There will be a fight, mark my words. As I told you, there’s no love lost between him and H and I’m fearful of the outcome. In fact, Oona dear, I think I’ll go round to the Reynoldses right this minute, so had better close. Write and tell me all the news from Dublin. God, I miss the place something awful, these days, I get so lonesome with H away so much. But maybe at least Mr R will have a screwdriver to save Mrs Maitland’s blushes.

Your loving friend,

Mimi

Journals of Harold Davidson

London 19 August 1930

Set out this morning to find poor Emily. Took the omnibus from Waterloo Station north to Islington Green. Had only sketchy information from Nellie Churchill, whom I left slumbering. I asked many strangers for Herbert Street and was rewarded with directions to all four points of the compass.

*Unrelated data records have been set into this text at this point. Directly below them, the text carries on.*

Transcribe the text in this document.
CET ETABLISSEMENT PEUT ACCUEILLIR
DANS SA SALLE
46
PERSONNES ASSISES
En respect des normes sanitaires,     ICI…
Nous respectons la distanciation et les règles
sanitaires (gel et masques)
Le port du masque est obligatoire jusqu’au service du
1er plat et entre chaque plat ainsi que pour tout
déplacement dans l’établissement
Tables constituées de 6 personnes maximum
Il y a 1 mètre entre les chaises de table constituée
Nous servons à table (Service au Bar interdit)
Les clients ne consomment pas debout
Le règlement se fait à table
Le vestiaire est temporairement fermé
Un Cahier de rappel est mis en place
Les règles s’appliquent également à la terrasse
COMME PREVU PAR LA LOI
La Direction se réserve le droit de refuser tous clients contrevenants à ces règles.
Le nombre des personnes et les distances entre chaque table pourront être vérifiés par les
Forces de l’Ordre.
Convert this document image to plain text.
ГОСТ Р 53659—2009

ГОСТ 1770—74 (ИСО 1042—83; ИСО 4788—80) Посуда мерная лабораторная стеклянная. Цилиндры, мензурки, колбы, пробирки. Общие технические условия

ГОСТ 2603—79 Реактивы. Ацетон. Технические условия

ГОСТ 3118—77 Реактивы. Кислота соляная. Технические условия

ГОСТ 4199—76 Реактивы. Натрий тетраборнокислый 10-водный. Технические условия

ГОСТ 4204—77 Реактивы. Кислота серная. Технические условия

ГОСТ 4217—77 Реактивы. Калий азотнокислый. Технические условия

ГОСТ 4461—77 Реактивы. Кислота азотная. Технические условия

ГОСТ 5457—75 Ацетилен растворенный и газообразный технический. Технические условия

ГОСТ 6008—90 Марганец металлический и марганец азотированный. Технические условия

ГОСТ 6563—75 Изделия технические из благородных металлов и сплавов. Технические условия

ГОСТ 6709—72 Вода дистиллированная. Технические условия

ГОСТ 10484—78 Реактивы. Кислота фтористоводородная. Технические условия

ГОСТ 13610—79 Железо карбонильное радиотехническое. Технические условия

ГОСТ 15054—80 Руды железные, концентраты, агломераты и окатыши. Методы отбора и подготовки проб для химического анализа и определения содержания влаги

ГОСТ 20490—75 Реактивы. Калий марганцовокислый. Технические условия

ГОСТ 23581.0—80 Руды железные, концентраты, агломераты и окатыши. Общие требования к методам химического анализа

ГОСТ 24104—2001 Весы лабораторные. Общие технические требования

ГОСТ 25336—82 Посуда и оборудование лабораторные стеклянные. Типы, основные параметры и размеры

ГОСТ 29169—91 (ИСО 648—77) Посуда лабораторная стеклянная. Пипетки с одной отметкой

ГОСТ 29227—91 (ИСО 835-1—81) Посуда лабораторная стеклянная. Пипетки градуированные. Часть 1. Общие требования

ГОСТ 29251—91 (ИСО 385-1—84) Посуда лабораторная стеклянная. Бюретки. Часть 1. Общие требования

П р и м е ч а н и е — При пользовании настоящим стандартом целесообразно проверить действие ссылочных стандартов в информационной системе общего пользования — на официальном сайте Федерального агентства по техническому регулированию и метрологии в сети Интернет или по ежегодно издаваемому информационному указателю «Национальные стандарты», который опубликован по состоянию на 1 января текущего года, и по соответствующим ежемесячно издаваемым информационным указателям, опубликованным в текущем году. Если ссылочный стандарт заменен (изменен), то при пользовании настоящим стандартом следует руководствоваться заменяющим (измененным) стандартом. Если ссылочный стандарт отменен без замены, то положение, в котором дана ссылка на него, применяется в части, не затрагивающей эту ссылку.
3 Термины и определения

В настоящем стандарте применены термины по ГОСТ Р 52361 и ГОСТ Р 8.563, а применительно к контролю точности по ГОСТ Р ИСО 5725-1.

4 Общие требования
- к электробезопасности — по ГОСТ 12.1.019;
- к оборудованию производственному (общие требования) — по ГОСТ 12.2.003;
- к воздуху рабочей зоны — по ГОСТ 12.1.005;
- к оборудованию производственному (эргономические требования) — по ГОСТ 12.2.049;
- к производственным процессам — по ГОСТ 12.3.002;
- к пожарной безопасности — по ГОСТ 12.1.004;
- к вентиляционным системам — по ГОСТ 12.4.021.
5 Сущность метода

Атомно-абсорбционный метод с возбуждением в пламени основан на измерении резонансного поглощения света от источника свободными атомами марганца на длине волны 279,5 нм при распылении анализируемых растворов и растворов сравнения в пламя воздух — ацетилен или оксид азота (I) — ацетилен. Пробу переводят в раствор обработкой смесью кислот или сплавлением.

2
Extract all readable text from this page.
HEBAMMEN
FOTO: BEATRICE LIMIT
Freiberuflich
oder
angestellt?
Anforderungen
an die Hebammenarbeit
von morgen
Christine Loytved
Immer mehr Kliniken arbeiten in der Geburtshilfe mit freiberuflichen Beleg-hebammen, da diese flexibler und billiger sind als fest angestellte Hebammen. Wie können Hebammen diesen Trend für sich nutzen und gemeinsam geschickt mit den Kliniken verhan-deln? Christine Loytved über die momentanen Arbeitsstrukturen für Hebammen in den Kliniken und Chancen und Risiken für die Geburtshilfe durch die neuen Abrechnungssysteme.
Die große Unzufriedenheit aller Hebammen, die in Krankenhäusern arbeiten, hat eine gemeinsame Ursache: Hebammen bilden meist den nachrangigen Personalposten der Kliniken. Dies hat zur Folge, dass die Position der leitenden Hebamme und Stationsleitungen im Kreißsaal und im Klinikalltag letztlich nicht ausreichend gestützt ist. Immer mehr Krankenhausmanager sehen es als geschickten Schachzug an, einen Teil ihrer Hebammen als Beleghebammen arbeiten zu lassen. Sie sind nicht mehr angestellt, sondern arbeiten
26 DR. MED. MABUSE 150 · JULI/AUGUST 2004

New shops are springing up all along Upper Street – furniture and brass appliances, dresses and hats and bolts of silk and cotton, pie and sweetmeat emporia, ironware, stationery, wine and cigars. A gratifying sign of prosperity in these doldrum times. We may not be suffering a Depression as badly as has befallen our friends in the United States, but we are far from enjoying an Elation. A new world of things, though, an outbreak of colours, can be relied upon to raise the spirits. Who would have thought the eye could be so thrilled by the sunlight gleaming on a mass of brand-new copper piping in Balcombe’s Yard, or the heart so lifted by the sight of a paint lorry unloading vats of pigment, their lids leaking creamy half-moons of crimson, yellow and aquamarine?